|
IF YOU HAD YOUR own piece of real estate, too, Dahab might be perfect, as an increasing number of parties seem to think. Around 4 p.m. the next afternoon, I stumble into Club Red and find it crawling with Egyptian troops—45 soldiers in brown uniforms, toting AK-47s, bayonets fixed. Two camouflage trucks sit inside the entrance; also two jeeps. Five
officers bedecked in brass rest on chairs in the shade, sipping Turkish coffee, as the troops wander at random. Some of the soldiers are hissing at a pair of English girls in bikinis.
The soldiers are about 18 years old, dirt-poor conscripts from isolated villages, drafted into Egypt's paramilitary national police force and trucked across the Sinai to a republic of Northern European women wearing butt-floss, ragtag stoners from the four points of the compass, and slumming trustafarians with 200-dive hobbies and healthy credit cards.
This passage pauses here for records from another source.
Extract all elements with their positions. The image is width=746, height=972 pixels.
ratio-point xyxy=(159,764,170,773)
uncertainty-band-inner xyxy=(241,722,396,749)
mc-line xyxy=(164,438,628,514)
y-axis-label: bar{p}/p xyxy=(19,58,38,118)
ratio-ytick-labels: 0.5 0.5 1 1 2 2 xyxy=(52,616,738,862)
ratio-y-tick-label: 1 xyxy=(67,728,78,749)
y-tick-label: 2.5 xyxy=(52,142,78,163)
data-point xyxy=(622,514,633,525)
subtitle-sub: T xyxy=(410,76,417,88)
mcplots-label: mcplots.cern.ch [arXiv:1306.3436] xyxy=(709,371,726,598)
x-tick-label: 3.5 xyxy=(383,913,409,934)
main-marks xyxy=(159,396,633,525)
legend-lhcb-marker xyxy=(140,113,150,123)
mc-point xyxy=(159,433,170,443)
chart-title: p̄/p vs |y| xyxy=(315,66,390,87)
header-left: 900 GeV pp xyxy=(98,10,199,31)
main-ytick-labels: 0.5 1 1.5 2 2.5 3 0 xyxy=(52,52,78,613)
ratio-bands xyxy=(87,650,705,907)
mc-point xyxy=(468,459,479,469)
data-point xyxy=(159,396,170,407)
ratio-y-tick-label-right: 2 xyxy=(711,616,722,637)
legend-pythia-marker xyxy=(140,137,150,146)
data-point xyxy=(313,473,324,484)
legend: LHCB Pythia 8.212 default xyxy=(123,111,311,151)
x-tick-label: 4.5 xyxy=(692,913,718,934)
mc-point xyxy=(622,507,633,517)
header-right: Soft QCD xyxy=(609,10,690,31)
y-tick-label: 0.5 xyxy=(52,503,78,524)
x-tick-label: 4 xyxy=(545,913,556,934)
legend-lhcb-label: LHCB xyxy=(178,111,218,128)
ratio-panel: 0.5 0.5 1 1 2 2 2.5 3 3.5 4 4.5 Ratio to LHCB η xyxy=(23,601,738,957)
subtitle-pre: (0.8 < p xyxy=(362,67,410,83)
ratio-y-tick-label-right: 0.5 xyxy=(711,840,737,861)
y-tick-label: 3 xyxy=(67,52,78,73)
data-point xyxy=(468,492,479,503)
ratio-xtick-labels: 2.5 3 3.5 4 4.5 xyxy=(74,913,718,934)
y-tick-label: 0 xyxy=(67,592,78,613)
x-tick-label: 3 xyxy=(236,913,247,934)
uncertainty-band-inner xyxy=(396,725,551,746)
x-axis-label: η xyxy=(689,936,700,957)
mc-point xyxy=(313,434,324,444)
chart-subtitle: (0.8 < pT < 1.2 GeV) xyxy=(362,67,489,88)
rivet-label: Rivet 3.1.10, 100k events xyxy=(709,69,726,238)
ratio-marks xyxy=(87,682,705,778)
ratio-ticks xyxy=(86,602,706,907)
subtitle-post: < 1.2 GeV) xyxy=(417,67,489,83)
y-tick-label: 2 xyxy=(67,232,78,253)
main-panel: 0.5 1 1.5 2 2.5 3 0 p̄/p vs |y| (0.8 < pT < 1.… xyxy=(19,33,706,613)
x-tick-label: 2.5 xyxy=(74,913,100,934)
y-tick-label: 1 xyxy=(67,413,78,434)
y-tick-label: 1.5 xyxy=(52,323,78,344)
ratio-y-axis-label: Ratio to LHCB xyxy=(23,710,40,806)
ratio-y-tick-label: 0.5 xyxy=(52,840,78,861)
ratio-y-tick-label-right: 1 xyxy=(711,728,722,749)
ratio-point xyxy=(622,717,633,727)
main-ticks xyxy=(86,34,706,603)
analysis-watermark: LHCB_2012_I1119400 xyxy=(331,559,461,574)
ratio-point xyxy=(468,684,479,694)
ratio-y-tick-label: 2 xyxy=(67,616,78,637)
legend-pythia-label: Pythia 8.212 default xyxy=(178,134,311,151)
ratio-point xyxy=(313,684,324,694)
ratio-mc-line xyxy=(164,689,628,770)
At first, it looks like the national troops have come to help Rotondi reclaim Club Red. As it turns out, they are really here to help themselves to a piece of land.
The Mezzeineh clan has reacted, of course. There are already ten shouting Bedouin in the courtyard; seven minutes later, there are ten more in the same space. Half are shouting into cell phones; most are dressed in spotless white or gray jalabiyyas, with red kufiyya head scarves carefully
affixed using traditional goat-hair rope. Their sandals are nice; many sprout long pinkie nails, a traditional signal of wealth.
I snap off a couple of photos from my hip and head for the front desk. Three panicked Bedouin cut me off, waving their arms and shouting "No! No!" I had been conducting careful research on the history of the Sinai by reading The Adventures of Tintin: The Red Sea Sharks, so I think what my hero,
the Belgian boy reporter and veteran of a thousand cartoon adventures, would say at this point.
"I'd like a room," I try.
The Bedouin immediately lead me inside; business continues, it appears, even in the midst of an invasion. I go through an absurd charade of inquiring after rooms—Blistering barnacles, Tintin, I must have a phone, and what do you mean there are no rooms left with air-conditioning—and
then ask what all the soldiers are doing.
"Is no problem," I am told. And: "Their trucks break down. They come to fix their trucks. Going soon."
Meanwhile the soldiers are unloading four huge rolls of wire fencing, and they shut the front gate. A couple of guests wander past. "That's a bit frightening with all those soldiers," an American woman says calmly.
Outside, the main street of Dahab is blocked by two more jeeps and another six Egyptian GIs with AK-47s, with a circle of blocked pickup trucks and taxis honking their horns, and a crowd of another 30 spectators. The Club Red scuba shop is empty, but a few guests still lounge on cushions in the open-air restaurant, a typical Dahab construction of palm
trees and lashed thatching, normally used as a groove zone for milkshake-nursing foreigners with sunburns. I take a seat and count about 30 angry Bedouin milling around now. Despite the noise and shouting, which give some idea of what the original January 23 high-noon invasion must have been like, they've established a kind of order, and several older men
talk into their phones while the soldiers and Mezzeineh eye each other aggressively.
I get out the camera again but am busted at once. Three Bedouin rush over. I try to Tintin my way out of it, but I've underestimated them. "Please do not think we are stupid," a handsome young Bedouin with crusader-gray eyes tells me. "We see you taking pictures and making notes. We know what reporter is."
He is dressed like a Saudi prince, with the long pinkie nail. He learned his almost perfect English "in the streets of Dahab and in school," he says. He also has 195 dives in his logbook, and the same dream as every other young man in Dahab ("I start my Dive Master next week!").
We do things Bedouin-style. He orders tea and a much older, much less well dressed Bedouin goes off to get it, while he explains that a small strip of the courtyard was once, ten years ago, police property. The soldiers are simply reclaiming that tiny piece of land, so that no matter who wins in the Club Red legal dispute, their asset is protected. More
important, he wishes to know, how much do pickup trucks cost in America?
The standoff lasts several hours. At one point a couple of Australian guests wander right through the sea of AK-47s, oblivious in the best Club Red tradition, locked in argument over the merits of diving naked.
"Fuck yeah," one of them explains to the other, "you'd need less weights!"